Under the new law, the 50% first-year bonus depreciation enacted by the 2008 Economic Stimulus Act is extended through December 31, 2009, and made retroactive to January 1, 2009. The additional year of bonus depreciation for certain properties is also extended through 2010. In general, property must be acquired before January 1, 2010 (or January 1, 2011 for certain property).

In addition, the new law places higher caps on vehicle depreciation, with the regular dollar cap raised by $8,000 for vehicles placed in service in 2009. The higher cap is effective January 1, 2009. Limits are $10,960 for autos, and $11,160 for light trucks and vans.

Refundable Credits

Instead of taking bonus depreciation, businesses can now monetize accumulated AMT and R&D credits. Originally, this election applied to 2008 only; however, the new law extends the option to property that qualifies for bonus depreciation and was placed in service through 2009.

Section 179 Expensing

The 2008 Economic Stimulus Act increased the section 179 expensing amount to $250,000 and increased to $800,000 the threshold for reducing the deduction.

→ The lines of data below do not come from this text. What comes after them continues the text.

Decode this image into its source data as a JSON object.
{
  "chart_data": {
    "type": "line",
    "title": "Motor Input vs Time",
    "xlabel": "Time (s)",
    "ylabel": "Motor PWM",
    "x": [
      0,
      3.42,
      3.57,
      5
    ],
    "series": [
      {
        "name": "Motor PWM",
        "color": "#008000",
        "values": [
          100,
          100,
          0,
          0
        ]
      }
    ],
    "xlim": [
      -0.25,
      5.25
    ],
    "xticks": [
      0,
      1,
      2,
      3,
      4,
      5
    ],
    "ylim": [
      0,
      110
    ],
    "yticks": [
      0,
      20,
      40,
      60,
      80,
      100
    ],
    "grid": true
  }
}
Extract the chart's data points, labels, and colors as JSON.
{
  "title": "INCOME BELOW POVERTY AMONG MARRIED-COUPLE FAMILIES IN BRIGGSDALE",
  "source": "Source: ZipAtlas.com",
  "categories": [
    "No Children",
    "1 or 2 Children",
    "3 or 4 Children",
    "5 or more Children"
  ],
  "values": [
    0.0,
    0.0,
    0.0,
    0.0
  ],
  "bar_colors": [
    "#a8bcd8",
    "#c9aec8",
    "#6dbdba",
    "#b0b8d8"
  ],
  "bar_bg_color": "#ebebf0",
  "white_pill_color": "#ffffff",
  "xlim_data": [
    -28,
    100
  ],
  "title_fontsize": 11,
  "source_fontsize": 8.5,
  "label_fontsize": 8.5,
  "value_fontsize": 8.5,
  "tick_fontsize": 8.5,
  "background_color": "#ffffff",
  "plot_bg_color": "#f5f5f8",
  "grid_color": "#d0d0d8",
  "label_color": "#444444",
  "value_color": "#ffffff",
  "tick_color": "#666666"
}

Under the new law, these amounts will remain the same. (Without the extension, the expensing amount would have been limited to $125,000, and the maximum deduction threshold $500,000.)

Longer NOL Carryback Periods

Under the new law, a qualified small business with average gross receipts of $15 million or less can deduct a 2008 loss through a NOL carryback period of up to five years. For NOLs incurred in 2009, the normal carryback period of two years will apply.

Estimated Tax Burden Reduction

Individuals whose incomes are primarily from a small business are generally required to make quarterly estimated tax payments based on 100% of their tax returns. Under the new law, these individuals can compute their estimate amounts based on 90% of the tax liability for the previous year. AGI must be less than $500,000, and the taxpayer will be required to certify that more than 50% of gross income on the prior-year return was from a small business.

Work Opportunity Tax Credit

The Work Opportunity Tax Credit can be elected by employers who hire individuals from one or more of certain targeted groups. Under the new law, the existing Work Opportunity Tax Credit now covers two additional targeted groups: (1) unemployed veterans, and (2) disconnected youth. The new categories apply to taxpayers who are hired and begin working for the employer in 2009 or 2010.

Cancellation of Indebtedness

Beginning in 2014, certain businesses can elect to recognize cancellation of indebtedness income over five years for certain types of business debt that was repurchased by the business after December 31, 2008, and before January 1, 2011. Under the new law, an “applicable debt instrument” refers to any debt instrument issued by a C corporation or other person in connection with the conduct of a trade or business by such person. The term “debt instrument” includes a bond, debenture, note, or certificate, or any other instrument constituting indebtedness.

Qualified Small Business Stock (QSBS)

Under the new law, an investor may exclude 75% of the gain from the sale of certain QSBS that was (1) acquired after the date of enactment and before January 1, 2011, and (2) held for more than five years. To qualify, a small business must be an active trade or business with $50 million or less in assets.

Built-in Gain Period for S Corps

For C corps that convert to S corps in tax years starting in 2009 and 2010, the holding period for assets subject to the build-in gains tax will be seven years. Prior to the new law, this period was ten years.

Notice 2008-03 Repealed

Notice 2008-83 provided NOL limitation relief for corporations acquiring a financially strapped bank. The new law repeals this notice effective for ownership changes after January 16, 2009.

New Markets Tax Credit

The New Markets Tax Credit is increased under the new tax law. Maximum allocations of $5 billion are authorized for 2008 and 2009.

Temporary Subsidy for COBRA Continuation

For a worker who is involuntary terminated between September 1, 2008, and January 1, 2010, the Recovery Act allows him or her to elect to pay 35% of COBRA coverage and have it treated as paying the full amount. Although the former employer is required to pay the remaining 65%, the employer will be reimbursed by crediting those amounts against income tax withholding and payroll taxes that it would otherwise have to pay.